No Monkey Business Static Progressive Web Apps (part 2)

or; How and why Interactive Investor uses decoupled Drupal, Gatsby.js, ReactJS and AWS to deliver rich content without making Google cry

Elliot Ward

Published in

Investing in Tech

11 min readApr 2, 2019

Introduction

In the previous article in this series, my colleague Dominic Fallows explained the drivers for adopting a Gatsby-driven architecture for our public site. In this article we will go in to detail about our Drupal 8 configuration, and how Gatsby pulls the content written by our staff from our CMS.

Note some of the code examples have been simplified appropriately to the principles they are illustrating.

{json:api} — the well trodden path

Gatsby has many different formats via which it can extract content from other systems. Source plugins for specifications such as GraphQL, JSON, Atom, and many more are listed on www.gatsbyjs.org, as well as as sources for specific CMSs, such as Contenta and Wordpress.

Indeed there is a source plugin for Drupal itself already available on Gatsby’s own site. To use this plugin today, you must download and install the contributed JSON:API module in Drupal. However, one of the goals of Drupal’s API-First Strategic Initiative is to include the functionality of this module in Drupal core with the release of minor version 8.7.0 on May 1st 2019. It seems like the easiest and safest way to begin interfacing Drupal to Gatsby.

We don’t use it.

Why we don’t use it

The quick answer is that JSON:API wasn’t stable when we began.
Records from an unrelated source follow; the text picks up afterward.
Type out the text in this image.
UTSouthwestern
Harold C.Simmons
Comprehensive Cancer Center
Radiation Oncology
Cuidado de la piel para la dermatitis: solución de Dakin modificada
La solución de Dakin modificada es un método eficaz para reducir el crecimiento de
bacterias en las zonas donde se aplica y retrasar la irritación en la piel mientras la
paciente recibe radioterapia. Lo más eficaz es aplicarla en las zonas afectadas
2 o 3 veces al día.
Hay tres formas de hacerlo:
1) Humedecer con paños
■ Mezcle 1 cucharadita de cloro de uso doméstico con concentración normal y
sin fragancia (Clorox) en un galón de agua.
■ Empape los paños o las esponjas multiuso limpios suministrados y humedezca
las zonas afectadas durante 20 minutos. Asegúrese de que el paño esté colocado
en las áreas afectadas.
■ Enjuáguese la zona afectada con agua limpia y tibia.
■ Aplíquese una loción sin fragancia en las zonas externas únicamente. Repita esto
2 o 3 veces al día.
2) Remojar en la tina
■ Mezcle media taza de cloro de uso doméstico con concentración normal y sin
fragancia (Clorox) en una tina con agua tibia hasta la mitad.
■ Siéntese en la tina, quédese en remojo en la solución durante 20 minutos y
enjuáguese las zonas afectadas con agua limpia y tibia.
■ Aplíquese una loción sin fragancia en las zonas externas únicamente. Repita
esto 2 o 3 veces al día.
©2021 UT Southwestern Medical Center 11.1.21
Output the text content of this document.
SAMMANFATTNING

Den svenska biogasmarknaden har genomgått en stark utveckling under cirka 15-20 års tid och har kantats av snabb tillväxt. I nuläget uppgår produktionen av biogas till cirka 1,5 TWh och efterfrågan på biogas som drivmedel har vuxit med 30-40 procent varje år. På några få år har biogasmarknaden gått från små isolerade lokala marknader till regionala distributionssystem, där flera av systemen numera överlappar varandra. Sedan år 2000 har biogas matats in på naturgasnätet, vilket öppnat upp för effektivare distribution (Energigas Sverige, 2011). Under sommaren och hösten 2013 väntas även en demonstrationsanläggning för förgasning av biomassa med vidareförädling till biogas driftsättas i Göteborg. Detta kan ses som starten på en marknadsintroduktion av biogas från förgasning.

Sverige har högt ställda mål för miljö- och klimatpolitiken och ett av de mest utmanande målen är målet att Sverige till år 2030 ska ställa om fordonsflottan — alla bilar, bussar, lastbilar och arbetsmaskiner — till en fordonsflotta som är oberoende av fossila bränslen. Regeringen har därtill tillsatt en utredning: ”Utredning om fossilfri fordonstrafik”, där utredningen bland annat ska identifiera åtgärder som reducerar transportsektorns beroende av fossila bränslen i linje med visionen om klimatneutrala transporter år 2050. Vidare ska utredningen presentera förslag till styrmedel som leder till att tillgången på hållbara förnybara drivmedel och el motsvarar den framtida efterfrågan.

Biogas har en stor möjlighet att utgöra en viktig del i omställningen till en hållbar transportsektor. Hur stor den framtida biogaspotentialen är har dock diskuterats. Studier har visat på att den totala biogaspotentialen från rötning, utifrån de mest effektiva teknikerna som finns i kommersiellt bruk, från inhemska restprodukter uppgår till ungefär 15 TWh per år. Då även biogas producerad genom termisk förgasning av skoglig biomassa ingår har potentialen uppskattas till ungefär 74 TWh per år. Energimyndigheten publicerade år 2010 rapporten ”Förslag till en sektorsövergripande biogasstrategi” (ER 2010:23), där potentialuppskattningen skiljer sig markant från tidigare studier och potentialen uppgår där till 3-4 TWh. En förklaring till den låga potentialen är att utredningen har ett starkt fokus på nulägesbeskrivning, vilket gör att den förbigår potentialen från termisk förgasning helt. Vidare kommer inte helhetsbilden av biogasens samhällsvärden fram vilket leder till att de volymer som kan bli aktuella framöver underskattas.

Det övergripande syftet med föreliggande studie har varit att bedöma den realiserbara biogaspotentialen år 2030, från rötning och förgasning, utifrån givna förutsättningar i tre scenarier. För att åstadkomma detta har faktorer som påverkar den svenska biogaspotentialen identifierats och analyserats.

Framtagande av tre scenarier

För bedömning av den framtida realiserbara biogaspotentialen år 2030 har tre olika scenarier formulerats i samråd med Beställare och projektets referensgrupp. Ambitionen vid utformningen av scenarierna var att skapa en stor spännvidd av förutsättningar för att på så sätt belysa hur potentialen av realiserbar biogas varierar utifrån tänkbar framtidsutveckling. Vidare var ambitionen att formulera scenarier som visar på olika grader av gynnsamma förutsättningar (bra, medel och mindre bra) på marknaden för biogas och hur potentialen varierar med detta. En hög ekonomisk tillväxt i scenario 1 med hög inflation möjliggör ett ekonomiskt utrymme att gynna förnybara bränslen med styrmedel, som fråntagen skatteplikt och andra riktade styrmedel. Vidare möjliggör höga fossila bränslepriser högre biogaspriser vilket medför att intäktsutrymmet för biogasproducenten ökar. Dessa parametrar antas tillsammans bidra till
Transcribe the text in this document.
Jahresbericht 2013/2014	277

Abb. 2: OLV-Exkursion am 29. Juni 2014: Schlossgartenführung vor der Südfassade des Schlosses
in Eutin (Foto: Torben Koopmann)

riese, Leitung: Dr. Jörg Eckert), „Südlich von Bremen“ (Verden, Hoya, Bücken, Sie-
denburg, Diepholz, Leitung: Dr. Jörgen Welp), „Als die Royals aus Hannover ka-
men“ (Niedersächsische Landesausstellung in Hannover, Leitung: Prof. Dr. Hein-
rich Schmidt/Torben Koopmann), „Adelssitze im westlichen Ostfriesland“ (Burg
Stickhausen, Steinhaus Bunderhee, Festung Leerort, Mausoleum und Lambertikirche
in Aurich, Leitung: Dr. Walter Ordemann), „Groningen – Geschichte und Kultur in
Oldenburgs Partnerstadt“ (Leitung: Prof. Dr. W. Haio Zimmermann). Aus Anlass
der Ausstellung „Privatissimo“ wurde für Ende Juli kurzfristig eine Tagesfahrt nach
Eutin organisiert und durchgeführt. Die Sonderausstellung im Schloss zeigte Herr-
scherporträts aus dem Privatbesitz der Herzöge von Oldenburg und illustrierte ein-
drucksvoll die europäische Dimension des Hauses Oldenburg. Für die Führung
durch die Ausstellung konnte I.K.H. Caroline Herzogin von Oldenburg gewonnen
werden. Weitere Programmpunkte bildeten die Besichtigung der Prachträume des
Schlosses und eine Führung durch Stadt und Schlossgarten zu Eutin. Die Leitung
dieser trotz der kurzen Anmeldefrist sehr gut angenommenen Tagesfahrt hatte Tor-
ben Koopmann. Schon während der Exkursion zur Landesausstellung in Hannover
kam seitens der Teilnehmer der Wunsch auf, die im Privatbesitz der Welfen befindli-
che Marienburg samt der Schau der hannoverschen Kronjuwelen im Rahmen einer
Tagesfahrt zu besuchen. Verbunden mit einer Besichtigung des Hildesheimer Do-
However, we’ve looked since and we’re unlikely to change to it. JSON:API is a specification, and an opinionated one at that. No configuration is required to output JSON:API from your site once you have turned the module on, but what you do output is verbose and comprehensive. Far more data than we want is output, and JS developers working to use this to generate Gatsby pages would have to start learning Drupalisms to understand it. The JSON:API Extras module is available to rename fields, and remove unwanted ones, but this would require a lot of additional configuration. Most importantly, we need to implement some logic to convert what we have in Drupal to a format it can be displayed. If we exported by JSON:API, that logic would have to be reimplemented every where we send the content.

Remember we aren’t only sending our content to Gatsby, we also export to a content API service, responsible for serving content too old to store in Gatsby.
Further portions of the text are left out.